Through Terminating a Harsh Conservative Social Experiment, This Budget Definitively Sets Out How Labour Will Fight the Battle to Revitalize Britain

Just recently, the chancellor, Rachel Reeves, presented a Labour economic plan. People have been calling for Labour’s mission and values to be more clearly articulated. Through the choices made – a shift to a fairer tax system, focusing on wealth to pay for addressing child poverty, quality public services and the living expenses – we have unequivocally set out what we believe in.

This is why Labour MPs cheered in the Commons, and it’s why we are up for the battles to come. And it’s why the cries from the conservative side began right away.

The Main Political Divide in British Politics

The central division in British politics is once again on the economy. On the one side Labour, who aim to change it so it helps ordinary working people, and on the opposite side, our political opponents, who favor the current system and the unsuccessful ideology of the past. We must now confront, and prevail in, the argument.

The Tories were given 14 years to fix things and in reality, by every standard, they got far more dire. Their doctrinaire austerity and trickle-down economics – tax breaks for the wealthy, reducing investment (causing us with poor productivity and wages), and neglecting to support young people post-Covid – didn’t work.

Record of Decline Under the Previous Administration

Living standards dropped by the biggest amount since records began, child poverty hit record levels, NHS waiting lists in England were the highest they’ve ever been, wages were stagnant, a housing crisis took hold, young people affected by Covid were left on the scrapheap. The history of failure continues.

One budget alone can’t put all this right, so Labour has a comprehensive plan for rebuilding and for rewiring the country. And we have to go out and continue making the case for why our strategy will yield benefits.

Welfare Spending and Youth Deprivation

Under the Tories, welfare spending rose substantially. As did child poverty, because they failed to tackle the underlying issues: low pay, high housing costs, significant inequalities in education, health and regions. The state ends up paying more to manage the symptoms instead of the solution.

It’s why we are building more social housing than for a generation, raising wages and enhanced protections for workers, massively boosting investment in infrastructure and new industries, getting waiting lists down and bringing down the costs of childcare and energy as we drive for clean power.

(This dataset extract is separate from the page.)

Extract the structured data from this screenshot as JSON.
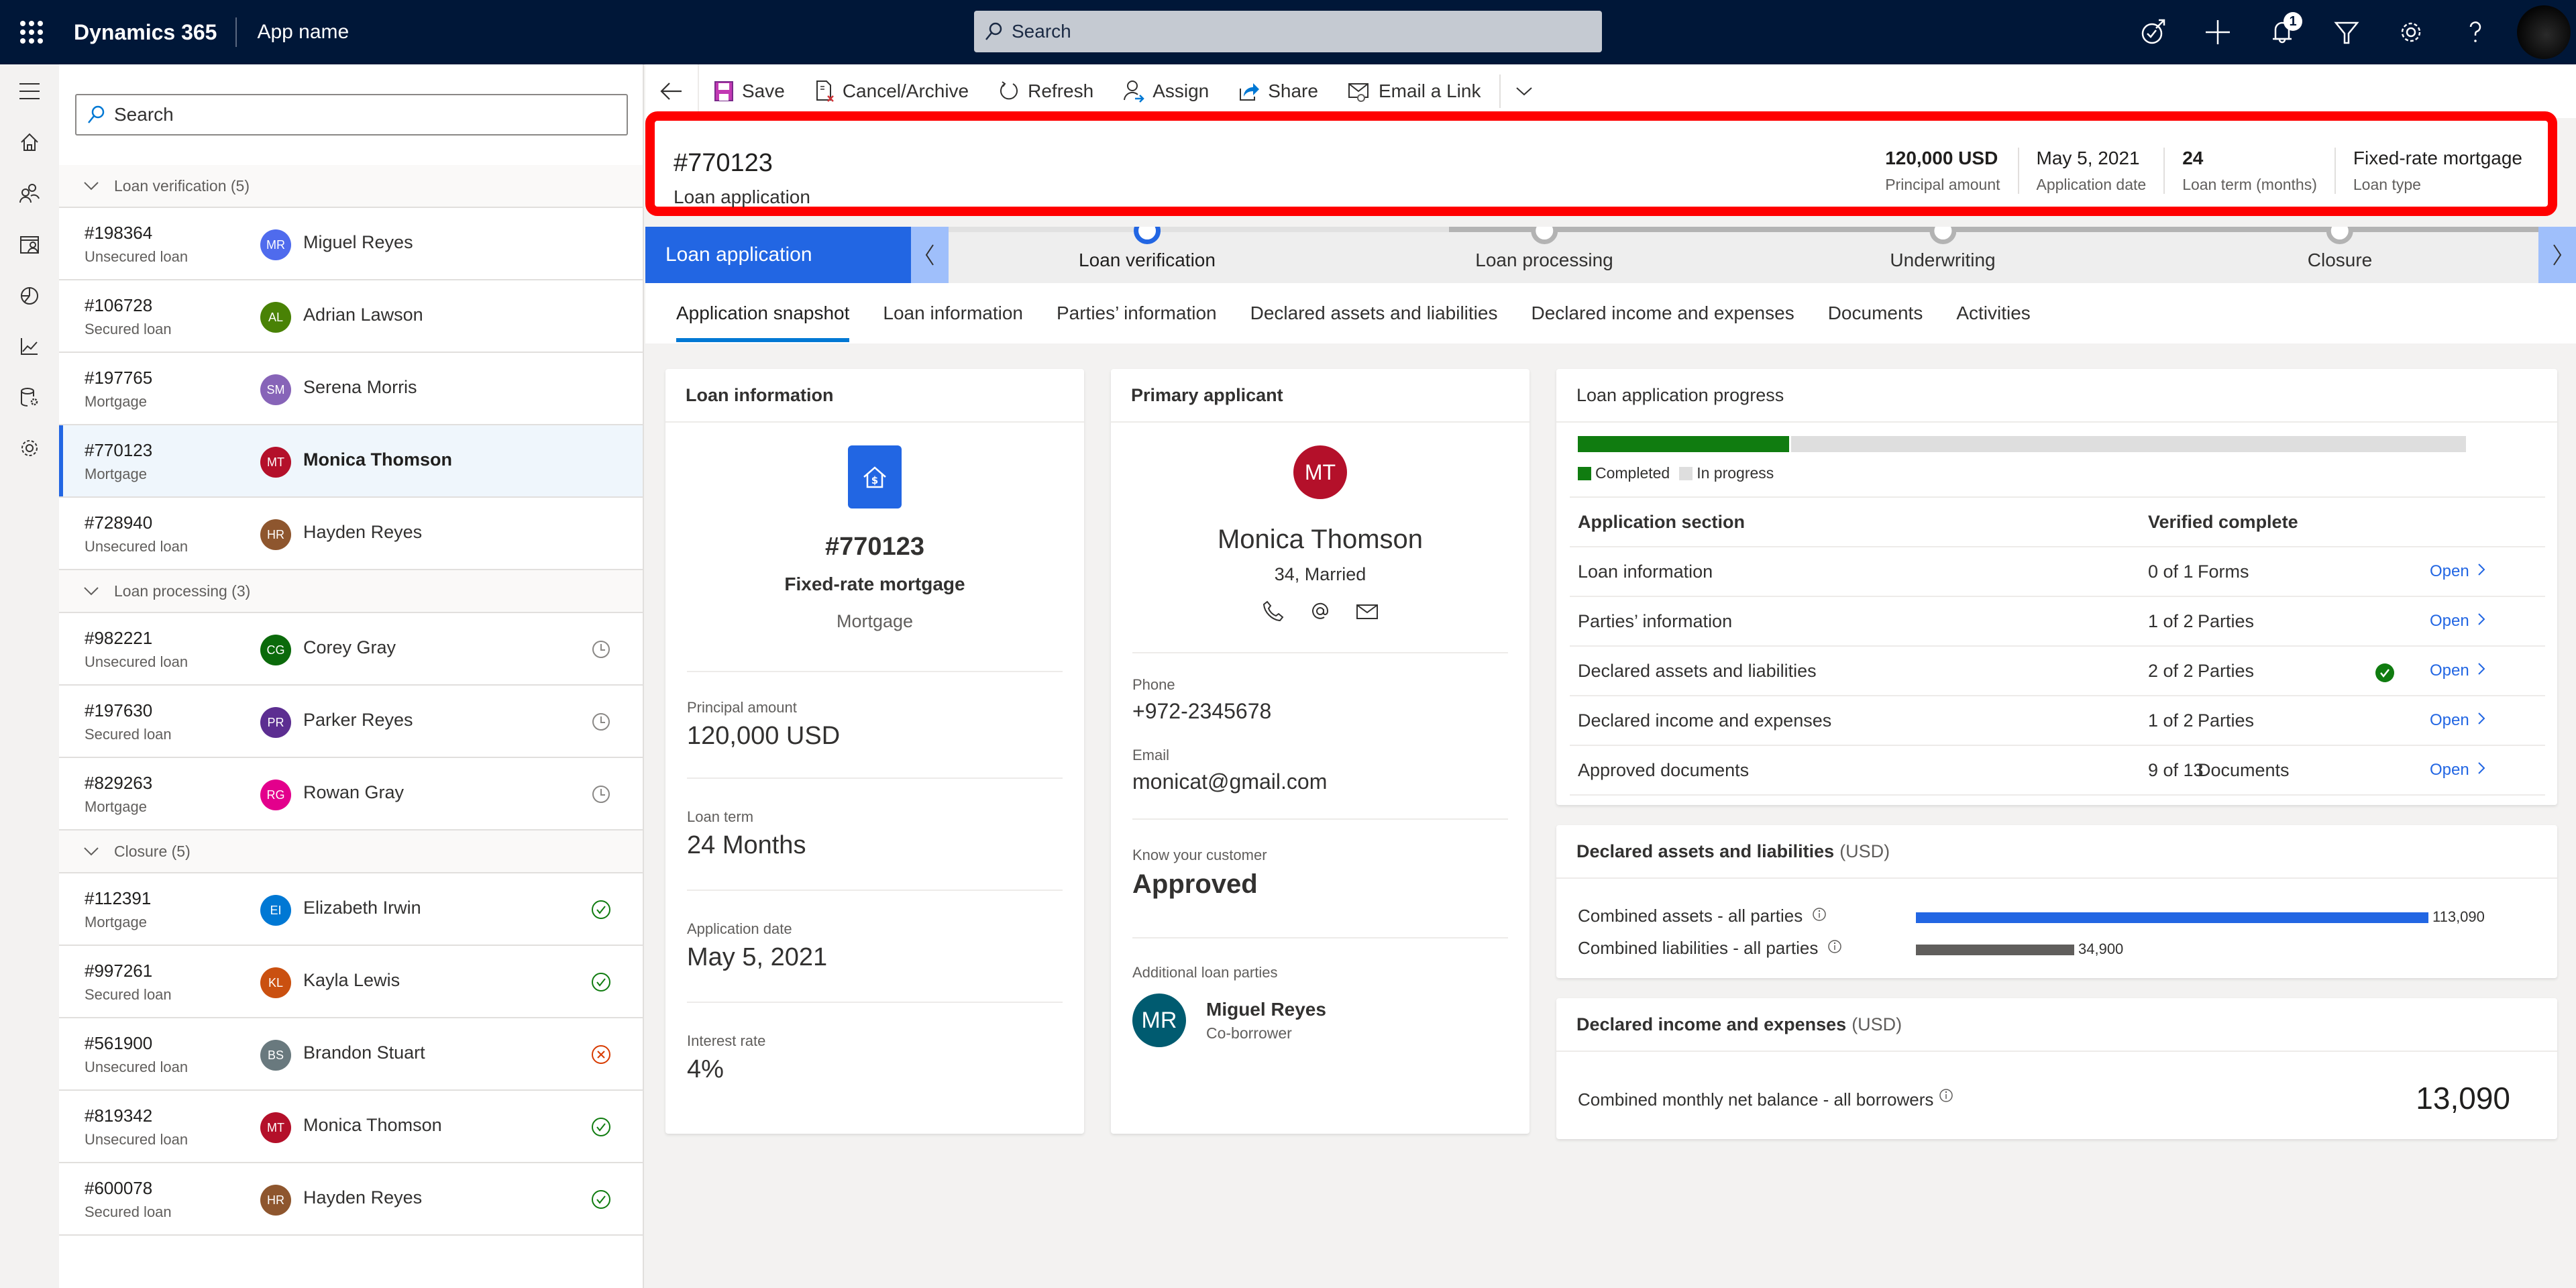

Ending the Two-Child Limit

It’s also why we are completely justified to use this budget to lift the two-child benefit cap.

For eight long years, since it was enacted, poorer families with children have suffered from a cruel social experiment that was marketed as fair for working people when it was the opposite. Most of the families impacted by it have a parent in work.

It has only served to push 300,000 more children into poverty – which, in the end, costs us more, as well as being callous and unethical.

Real Impact in Communities

From experience from my own constituency – where over 5,000 children will be raised out of poverty as a result of abolishing the cap – the real impact it’s had. Children wearing £1 wellies as school shoes, children going to bed without food and cold, living in overcrowded, damp homes, parents this Christmas depending on food banks for a modest meal or small gift for their kids.

I also see the impact on schools, teachers, social workers, doctors and charities who are already overburdened but have to redirect time and resources to supporting children who are living with the results of severe deprivation.

Long-Term Consequences of Youth Hardship

Just a quarter of pupils from the poorest families achieve five good GCSEs, compared with almost 75% among wealthier families. This sets them up for the disadvantages they face during their lives: missed potential, financial struggles and poor health. Children who grew up in poverty are more likely to be unemployed or poor as adults.

Confronting child poverty isn’t just a moral imperative, it is a long-term investment. Poverty costs the economy significantly more than the £3bn cost of lifting the two-child cap, or extending free school meals.

This is the reason we acted urgently in the budget, despite the challenging economic context. Every day with this cap in place sees over a hundred additional children pushed into poverty. The effects of lifting it won’t happen overnight either, so taking early action in the parliament was crucial.

The cap was a totem to 14 years of failed conservative ideology. Now it is abolished.

Fair Financing for Policies

We, as Labour, can also be clear that these measures are being paid for in a fair way – from a new gambling levy, closing tax loopholes and a new “mansion tax”.

Final Thoughts

Fairness and direction – that’s how we will win the contest of ideas. This budget is a clear statement that we won the election as Labour, and will lead as Labour. As I repeatedly said during my campaign to become deputy leader, we must reclaim the political megaphone and define the narrative more strongly about what’s really wrong with the country and how we are repairing it. We’ve definitely done that this week.

So let’s keep hold of it and prevail in this fight about how we will renew Britain and tackle the entrenched inequalities impeding progress.

Bryan Terry
Bryan Terry

A data scientist and analytics expert with over a decade of experience in transforming raw data into actionable insights for diverse industries.